Qui plus est, des particules de plastique sont de taille suffisamment petite pour être absorbées par les plantes, tandis que des fragments de plastique plus gros peuvent se fixer à la surface des racines et être consommés par l'humain dans le cas des plantes racines.

D’où l’urgence d’agir et de trouver des solutions durables…

En effet. Avec l’accroissement de la population mondiale, qui devrait atteindre 10 milliards d’individus en 2050, le défi de garantir la sécurité alimentaire des humains appellera un recours accru du plastique en agriculture compte tenu de ses avantages liés à la productivité. 

Or, l’agriculture est déjà responsable de 29 % des émissions de gaz à effet de serre, de 30 % de la consommation d'énergie, de 33 % de l'utilisation des terres, de 70 % de l'extraction des eaux souterraines et de 75 % de la déforestation. De plus, le réchauffement climatique, associé à ces facteurs, a des effets négatifs sur les rendements des cultures.

Quelles solutions de rechange proposez-vous?

Globalement, les plastiques doivent être utilisés de manière plus durable en agriculture, que ce soit par la récupération et le réemploi ou par le recours sélectif à des plastiques biodégradables sûrs et l'élimination progressive des additifs toxiques. 

Pour en revenir à l’exemple des films de paillis, il existe déjà des films commercialisés qui sont certifiés biodégradables et qui, une fois enfouis dans les sols après la récolte, se décomposent complètement en CO2 et en biomasse microbienne. 

Il faut également accroître les taux de réutilisation et de recyclage des déchets plastiques agricoles, qui sont actuellement très faibles, soit inférieurs à 10 %. 

Enfin, il importe que les gouvernements et les parties prenantes travaillent à se conformer au traité mondial sur les plastiques des Nations unies, qui vise à réduire la pollution plastique, y compris celle engendrée par l’industrie agricole.  

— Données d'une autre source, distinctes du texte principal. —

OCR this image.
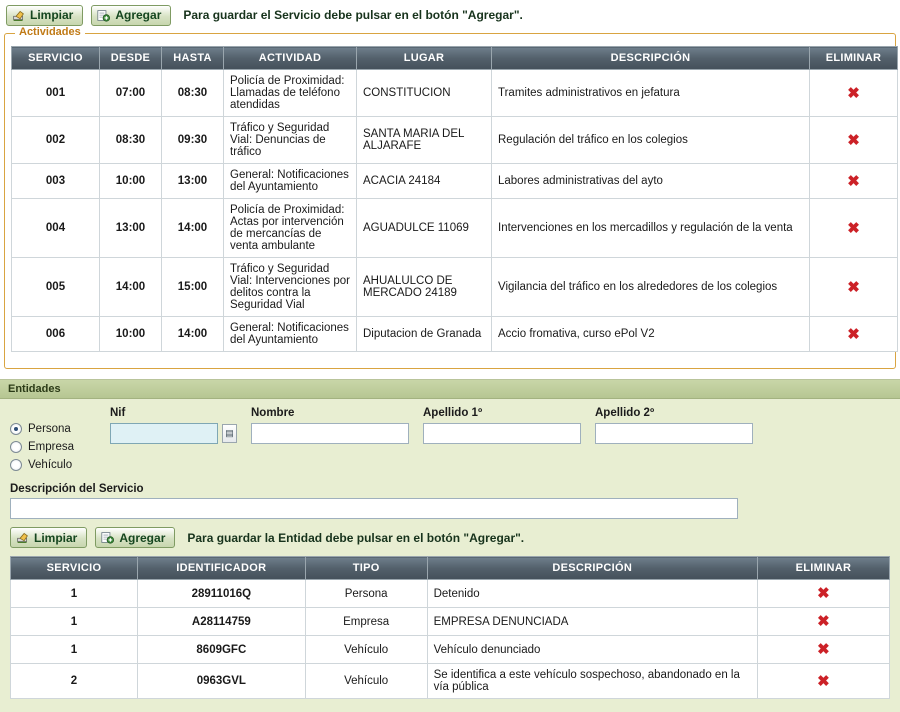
Limpiar	Agregar Para guardar el Servicio debe pulsar en el botón "Agregar".
Actividades
SERVICIO	DESDE	HASTA	ACTIVIDAD	LUGAR	DESCRIPCIÓN	ELIMINAR
001	07:00	08:30	Policía de Proximidad: Llamadas de teléfono atendidas	CONSTITUCION	Tramites administrativos en jefatura	✖
002	08:30	09:30	Tráfico y Seguridad Vial: Denuncias de tráfico	SANTA MARIA DEL ALJARAFE	Regulación del tráfico en los colegios	✖
003	10:00	13:00	General: Notificaciones del Ayuntamiento	ACACIA 24184	Labores administrativas del ayto	✖
004	13:00	14:00	Policía de Proximidad: Actas por intervención de mercancías de venta ambulante	AGUADULCE 11069	Intervenciones en los mercadillos y regulación de la venta	✖
005	14:00	15:00	Tráfico y Seguridad Vial: Intervenciones por delitos contra la Seguridad Vial	AHUALULCO DE MERCADO 24189	Vigilancia del tráfico en los alrededores de los colegios	✖
006	10:00	14:00	General: Notificaciones del Ayuntamiento	Diputacion de Granada	Accio fromativa, curso ePol V2	✖
Entidades
Persona
Empresa
Vehículo
Nif
▤
Nombre	Apellido 1º	Apellido 2º
Descripción del Servicio
Limpiar	Agregar Para guardar la Entidad debe pulsar en el botón "Agregar".
SERVICIO	IDENTIFICADOR	TIPO	DESCRIPCIÓN	ELIMINAR
1	28911016Q	Persona	Detenido	✖
1	A28114759	Empresa	EMPRESA DENUNCIADA	✖
1	8609GFC	Vehículo	Vehículo denunciado	✖
2	0963GVL	Vehículo	Se identifica a este vehículo sospechoso, abandonado en la vía pública	✖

L’atteinte des objectifs de ce traité nécessite un cadre règlementaire international qui prenne en compte le cycle de vie complet des plastiques agricoles, ce qui requiert que ces objectifs soient juridiquement contraignants pour tous les États membres de l’Assemblée des Nations unies pour l’environnement et régulièrement adaptés à l’état actuel de la recherche.